I sometimes order online from Walmart and pick it up at the store in Grant's Pass, Oregon - no sales tax.

My theory about taxes is, the higher the tax, the larger the underground economy. And the Laffer Curve points out that if governments don't keep taxes reasonable, tax revenue goes down, not up, when they raise taxes.
jaspers
Ohio also has state tax AND taxes Internet purchases from other states. The so-called "Use Tax" in Ohio means that NO Internet purchases are tax free.
twg
Just to point out, Tennessee has no state income tax. I would gladly take my state's sales tax from 6 to 9 percent if they did away with the state income tax.
iowac
im not going to buy online only because i save 9% from tax. Seriously if you buy a 10 dollar item that will save you a whopping 90 cents woo you go buy some stuff with that. Usually if I want the item and can get it same price or even a buck or 2 more nearby I will buy nearby. I can take it back easier too if needed. I have to save a good chunk to make it worthy.
eric39
Anyone near the borders of those high tax states just go shop in the adjacent states instead. Take a look at the license plates at Kentucky mall on a weekend... At least half of them have Tennessee plates. That means Tennessee gets 0% those purchases, which doesn't help them out at all.
dealguy
@shelly78 But OUCHIE on that state income tax rate! Almost everyone in Oregon pays 9% or more in income tax. I'd rather have a 15% sales tax. ;-)
shelly78
No sales tax for us.... Go Oregon
drreese
I have long suspected that tax free purchasing on the internet would eventually go away but my issue is that the wrong state feels it is entitled to the tax. If I drive across the state lines to make a purchase, the state I'm visiting gets the sales tax. The same logic should apply for internet purchases. This would reward the state that created a business friendly climate to encourage a business to offer goods. If I have to pay sales tax to my state for a purchase I made from another state, my state is getting something for nothing. My state has no right to tax me on items I didn't purchase from businesses in my state.
grapenuts
So, now the states are looking at passing more tax laws. Doesn't that interfere with interstate commerce? Next they'll want us to declare what we buy when we drive to another state while on vacation.

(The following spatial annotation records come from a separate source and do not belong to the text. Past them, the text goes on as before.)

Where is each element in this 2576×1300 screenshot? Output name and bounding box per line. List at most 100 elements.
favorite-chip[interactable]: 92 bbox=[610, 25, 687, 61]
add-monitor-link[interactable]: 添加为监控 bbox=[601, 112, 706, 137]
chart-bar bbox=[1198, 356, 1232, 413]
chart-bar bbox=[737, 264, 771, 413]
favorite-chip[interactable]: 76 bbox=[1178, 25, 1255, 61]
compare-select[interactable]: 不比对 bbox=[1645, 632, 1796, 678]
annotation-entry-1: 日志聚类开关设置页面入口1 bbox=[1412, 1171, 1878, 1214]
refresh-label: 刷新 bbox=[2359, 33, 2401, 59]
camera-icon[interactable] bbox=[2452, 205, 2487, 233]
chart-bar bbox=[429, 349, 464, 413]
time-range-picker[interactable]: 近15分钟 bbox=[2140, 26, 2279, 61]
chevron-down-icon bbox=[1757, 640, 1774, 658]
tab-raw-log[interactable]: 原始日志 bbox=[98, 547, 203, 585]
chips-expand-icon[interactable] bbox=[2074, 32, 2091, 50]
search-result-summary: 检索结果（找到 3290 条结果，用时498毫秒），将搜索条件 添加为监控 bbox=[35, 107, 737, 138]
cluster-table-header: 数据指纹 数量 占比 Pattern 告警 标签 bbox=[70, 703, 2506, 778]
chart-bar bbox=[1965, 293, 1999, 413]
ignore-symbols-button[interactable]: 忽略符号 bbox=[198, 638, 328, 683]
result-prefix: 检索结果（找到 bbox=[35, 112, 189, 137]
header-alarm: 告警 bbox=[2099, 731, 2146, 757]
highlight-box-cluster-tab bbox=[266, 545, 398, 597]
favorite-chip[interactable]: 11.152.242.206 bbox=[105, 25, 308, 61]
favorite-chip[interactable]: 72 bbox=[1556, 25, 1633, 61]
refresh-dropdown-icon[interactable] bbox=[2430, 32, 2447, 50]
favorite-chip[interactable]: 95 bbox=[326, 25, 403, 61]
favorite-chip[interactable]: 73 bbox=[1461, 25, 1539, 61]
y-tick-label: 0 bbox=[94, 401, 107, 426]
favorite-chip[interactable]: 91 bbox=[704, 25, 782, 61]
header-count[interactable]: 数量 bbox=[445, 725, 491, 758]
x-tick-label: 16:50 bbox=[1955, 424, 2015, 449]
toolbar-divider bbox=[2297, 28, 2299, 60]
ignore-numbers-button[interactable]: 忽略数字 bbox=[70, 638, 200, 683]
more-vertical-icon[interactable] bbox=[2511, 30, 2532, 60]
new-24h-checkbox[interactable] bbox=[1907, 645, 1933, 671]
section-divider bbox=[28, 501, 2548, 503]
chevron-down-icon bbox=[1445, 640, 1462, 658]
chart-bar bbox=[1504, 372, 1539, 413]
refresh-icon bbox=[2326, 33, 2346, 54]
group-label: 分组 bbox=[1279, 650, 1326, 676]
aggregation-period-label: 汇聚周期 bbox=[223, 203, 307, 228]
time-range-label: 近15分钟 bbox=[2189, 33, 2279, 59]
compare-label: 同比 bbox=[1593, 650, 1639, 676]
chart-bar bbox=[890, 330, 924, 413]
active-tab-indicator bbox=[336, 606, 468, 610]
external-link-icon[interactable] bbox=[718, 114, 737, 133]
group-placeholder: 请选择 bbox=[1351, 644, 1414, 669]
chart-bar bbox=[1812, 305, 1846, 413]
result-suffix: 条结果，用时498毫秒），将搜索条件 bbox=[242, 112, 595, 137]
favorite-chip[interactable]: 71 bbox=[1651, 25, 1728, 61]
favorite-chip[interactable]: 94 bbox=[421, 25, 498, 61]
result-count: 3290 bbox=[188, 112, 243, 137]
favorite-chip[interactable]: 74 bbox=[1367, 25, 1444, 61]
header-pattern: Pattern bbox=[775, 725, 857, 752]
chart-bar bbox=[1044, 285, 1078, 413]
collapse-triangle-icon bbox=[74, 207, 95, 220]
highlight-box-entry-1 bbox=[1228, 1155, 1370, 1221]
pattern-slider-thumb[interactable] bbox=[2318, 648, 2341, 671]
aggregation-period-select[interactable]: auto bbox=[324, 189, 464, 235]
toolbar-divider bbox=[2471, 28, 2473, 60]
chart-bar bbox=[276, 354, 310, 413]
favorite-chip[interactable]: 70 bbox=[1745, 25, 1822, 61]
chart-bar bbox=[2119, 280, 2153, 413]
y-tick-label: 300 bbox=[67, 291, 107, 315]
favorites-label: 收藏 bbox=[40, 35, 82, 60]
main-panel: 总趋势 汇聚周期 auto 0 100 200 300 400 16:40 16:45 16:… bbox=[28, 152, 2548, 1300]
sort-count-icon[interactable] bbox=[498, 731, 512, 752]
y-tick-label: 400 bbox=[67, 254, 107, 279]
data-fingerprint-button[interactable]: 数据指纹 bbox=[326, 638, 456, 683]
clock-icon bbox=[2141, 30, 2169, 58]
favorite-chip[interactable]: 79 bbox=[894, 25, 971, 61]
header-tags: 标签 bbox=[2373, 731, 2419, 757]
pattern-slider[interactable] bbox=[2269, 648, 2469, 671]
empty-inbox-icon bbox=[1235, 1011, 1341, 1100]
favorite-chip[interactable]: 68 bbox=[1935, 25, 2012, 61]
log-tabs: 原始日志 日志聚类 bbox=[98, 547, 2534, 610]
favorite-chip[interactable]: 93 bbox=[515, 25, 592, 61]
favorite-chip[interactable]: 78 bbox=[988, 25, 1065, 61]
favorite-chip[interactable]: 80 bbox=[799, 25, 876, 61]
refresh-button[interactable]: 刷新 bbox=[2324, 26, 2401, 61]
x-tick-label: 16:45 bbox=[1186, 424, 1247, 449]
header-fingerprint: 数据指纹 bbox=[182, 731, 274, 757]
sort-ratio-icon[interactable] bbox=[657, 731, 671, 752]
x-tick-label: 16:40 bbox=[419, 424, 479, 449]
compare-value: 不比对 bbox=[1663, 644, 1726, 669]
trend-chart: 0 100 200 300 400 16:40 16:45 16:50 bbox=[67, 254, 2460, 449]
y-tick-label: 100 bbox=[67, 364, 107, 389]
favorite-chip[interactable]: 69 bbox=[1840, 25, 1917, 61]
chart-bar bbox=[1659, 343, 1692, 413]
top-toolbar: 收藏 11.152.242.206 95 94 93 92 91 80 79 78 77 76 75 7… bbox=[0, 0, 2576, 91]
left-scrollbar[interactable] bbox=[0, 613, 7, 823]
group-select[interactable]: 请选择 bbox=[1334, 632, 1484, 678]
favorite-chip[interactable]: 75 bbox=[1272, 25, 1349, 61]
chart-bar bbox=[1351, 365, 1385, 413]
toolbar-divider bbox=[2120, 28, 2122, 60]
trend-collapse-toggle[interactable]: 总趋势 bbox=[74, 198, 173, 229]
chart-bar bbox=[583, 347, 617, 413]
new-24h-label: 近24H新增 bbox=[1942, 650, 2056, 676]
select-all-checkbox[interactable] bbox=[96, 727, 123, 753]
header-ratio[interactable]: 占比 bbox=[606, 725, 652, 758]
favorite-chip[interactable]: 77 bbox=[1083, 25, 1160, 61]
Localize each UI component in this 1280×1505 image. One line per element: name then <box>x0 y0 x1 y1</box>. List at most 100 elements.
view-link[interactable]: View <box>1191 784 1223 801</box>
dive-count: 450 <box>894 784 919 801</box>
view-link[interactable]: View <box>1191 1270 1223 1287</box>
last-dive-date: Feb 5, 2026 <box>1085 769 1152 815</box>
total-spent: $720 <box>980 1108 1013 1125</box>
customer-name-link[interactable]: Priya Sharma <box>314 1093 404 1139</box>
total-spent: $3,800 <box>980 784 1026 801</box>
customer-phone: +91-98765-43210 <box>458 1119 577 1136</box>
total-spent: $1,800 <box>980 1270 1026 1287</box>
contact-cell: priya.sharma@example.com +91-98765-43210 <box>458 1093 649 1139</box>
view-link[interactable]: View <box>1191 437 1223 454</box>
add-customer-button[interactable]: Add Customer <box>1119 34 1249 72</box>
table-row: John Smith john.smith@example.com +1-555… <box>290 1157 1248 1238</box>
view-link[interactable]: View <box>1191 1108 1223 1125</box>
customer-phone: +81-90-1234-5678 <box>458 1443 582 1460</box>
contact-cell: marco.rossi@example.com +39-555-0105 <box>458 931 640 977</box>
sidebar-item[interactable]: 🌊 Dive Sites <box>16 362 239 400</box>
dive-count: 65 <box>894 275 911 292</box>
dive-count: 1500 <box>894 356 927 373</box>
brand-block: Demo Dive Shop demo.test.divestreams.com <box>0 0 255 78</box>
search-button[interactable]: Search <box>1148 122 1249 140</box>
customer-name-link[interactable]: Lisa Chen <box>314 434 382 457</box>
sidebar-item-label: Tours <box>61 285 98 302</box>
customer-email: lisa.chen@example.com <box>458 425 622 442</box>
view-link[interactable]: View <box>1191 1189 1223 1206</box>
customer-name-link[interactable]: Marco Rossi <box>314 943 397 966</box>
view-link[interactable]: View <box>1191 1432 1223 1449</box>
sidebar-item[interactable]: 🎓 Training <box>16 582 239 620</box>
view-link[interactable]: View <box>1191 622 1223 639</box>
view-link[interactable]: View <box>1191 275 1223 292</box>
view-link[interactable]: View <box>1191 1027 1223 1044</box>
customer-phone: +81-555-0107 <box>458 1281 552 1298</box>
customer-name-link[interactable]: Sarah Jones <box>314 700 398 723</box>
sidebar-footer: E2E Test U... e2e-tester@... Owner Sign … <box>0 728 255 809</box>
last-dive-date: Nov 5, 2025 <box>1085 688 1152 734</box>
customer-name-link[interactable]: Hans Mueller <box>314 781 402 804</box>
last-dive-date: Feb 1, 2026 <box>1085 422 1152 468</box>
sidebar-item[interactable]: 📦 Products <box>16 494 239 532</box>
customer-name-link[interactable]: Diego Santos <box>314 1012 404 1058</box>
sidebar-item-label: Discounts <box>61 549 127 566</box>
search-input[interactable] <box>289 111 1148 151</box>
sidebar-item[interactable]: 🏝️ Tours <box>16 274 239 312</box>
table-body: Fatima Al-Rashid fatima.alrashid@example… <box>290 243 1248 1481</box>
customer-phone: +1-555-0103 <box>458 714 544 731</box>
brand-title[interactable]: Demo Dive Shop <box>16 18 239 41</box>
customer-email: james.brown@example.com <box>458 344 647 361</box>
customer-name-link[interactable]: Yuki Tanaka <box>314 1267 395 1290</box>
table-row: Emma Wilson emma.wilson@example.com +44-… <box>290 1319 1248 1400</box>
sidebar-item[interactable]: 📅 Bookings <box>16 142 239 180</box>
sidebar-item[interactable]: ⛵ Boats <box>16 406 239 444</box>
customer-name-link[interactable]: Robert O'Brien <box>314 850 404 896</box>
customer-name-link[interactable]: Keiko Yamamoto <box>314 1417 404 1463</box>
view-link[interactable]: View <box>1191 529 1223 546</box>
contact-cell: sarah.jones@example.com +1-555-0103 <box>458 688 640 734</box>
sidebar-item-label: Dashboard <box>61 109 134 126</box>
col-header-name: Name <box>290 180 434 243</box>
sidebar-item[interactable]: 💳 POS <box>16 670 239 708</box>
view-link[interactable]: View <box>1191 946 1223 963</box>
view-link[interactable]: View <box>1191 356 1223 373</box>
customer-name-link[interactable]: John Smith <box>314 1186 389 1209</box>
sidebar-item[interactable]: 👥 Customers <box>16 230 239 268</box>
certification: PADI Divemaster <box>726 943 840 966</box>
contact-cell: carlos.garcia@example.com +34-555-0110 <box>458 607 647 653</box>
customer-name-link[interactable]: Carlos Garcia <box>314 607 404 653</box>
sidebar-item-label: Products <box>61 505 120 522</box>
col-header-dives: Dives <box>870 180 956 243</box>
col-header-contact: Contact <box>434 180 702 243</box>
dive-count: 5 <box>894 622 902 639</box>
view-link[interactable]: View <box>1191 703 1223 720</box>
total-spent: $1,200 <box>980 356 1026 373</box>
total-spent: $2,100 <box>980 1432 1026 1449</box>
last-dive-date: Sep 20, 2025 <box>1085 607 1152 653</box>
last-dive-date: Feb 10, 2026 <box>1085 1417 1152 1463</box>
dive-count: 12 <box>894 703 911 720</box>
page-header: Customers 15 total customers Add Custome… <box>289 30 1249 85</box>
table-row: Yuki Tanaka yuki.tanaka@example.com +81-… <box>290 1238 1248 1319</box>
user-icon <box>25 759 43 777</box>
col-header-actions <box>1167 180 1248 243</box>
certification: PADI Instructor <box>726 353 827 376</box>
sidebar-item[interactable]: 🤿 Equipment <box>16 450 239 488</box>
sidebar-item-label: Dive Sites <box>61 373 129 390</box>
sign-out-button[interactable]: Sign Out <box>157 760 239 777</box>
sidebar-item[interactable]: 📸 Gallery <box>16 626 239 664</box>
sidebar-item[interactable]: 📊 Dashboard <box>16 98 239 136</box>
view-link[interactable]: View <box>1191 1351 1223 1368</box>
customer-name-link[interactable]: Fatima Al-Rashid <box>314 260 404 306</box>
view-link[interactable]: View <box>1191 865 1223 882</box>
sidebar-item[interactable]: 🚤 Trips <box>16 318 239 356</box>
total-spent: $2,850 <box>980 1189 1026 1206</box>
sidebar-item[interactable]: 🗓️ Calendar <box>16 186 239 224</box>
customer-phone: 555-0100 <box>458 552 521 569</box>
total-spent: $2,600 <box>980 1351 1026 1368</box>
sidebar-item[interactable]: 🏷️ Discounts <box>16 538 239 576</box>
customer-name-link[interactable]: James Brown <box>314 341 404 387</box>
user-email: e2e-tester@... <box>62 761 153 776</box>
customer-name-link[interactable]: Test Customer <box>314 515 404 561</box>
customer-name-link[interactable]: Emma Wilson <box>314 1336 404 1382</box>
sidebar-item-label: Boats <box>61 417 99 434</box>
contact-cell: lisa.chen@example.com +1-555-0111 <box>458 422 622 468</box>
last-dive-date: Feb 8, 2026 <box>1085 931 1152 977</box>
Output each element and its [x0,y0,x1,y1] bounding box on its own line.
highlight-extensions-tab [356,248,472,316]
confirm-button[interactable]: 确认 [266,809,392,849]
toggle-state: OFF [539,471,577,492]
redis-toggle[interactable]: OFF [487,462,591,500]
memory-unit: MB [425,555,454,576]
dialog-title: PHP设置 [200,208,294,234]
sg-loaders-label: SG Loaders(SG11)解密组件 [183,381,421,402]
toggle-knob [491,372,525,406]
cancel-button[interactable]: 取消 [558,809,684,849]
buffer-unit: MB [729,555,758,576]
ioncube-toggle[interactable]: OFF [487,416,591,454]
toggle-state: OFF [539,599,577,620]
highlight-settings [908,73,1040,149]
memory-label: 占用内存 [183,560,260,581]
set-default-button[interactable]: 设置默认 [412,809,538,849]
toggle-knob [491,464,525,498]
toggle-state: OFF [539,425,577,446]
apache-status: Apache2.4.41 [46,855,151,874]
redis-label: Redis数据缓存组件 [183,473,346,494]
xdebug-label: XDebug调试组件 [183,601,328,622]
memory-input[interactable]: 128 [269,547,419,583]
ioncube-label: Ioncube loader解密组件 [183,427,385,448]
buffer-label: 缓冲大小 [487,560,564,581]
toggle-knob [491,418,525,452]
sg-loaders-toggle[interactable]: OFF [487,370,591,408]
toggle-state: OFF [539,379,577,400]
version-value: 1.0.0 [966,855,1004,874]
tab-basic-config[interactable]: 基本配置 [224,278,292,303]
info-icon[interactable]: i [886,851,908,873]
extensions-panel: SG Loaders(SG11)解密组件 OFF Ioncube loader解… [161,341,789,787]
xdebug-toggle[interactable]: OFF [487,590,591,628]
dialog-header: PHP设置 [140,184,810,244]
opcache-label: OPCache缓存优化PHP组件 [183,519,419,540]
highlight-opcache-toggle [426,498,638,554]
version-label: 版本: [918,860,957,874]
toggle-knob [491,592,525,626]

Home State: "So you bought gas while there? Well well well ~ you owe us tax......." "You say you paid tax there?" "Oh well, you'll just have to pay us too, and NO you can't get back what you paid to the other state"
State 2: "so you drove through our state getting there?" "looks like you owe use tax for the gas you burned to drive on our road." "OH YES ~and we want to tax you for the emergency services that were on stand-by as you drove through our state. (you may have needed them)" "and there is a transportation tax. ( you hauled those goods you bought 'through' our state)"

What a joke..... Next they'll want to tax us for farting. "you have a large carbon footprint lady"
Pilm
@ski, the Boston Tea Party was a protest of taxation WITHOUT representation, not a protest of taxation in general! Seems like you need to go back to grade school my friend, LOL!
ski522
Tax, tax, tax, tax...apparently all that was learned from the Boston Tea Party back in 1773 has long been forgotten! The problem with taxes is that eventually the citizens run out of money!
Pandp
Have to look at the overall taxes in the state. Like having no property tax and no tax on clothing and food, Or no personal income tax. I live in the highest overall taxed cities in the third highest taxed states in America on top of having to pay for seven plus months of heating. Looking at moving to Florida soon!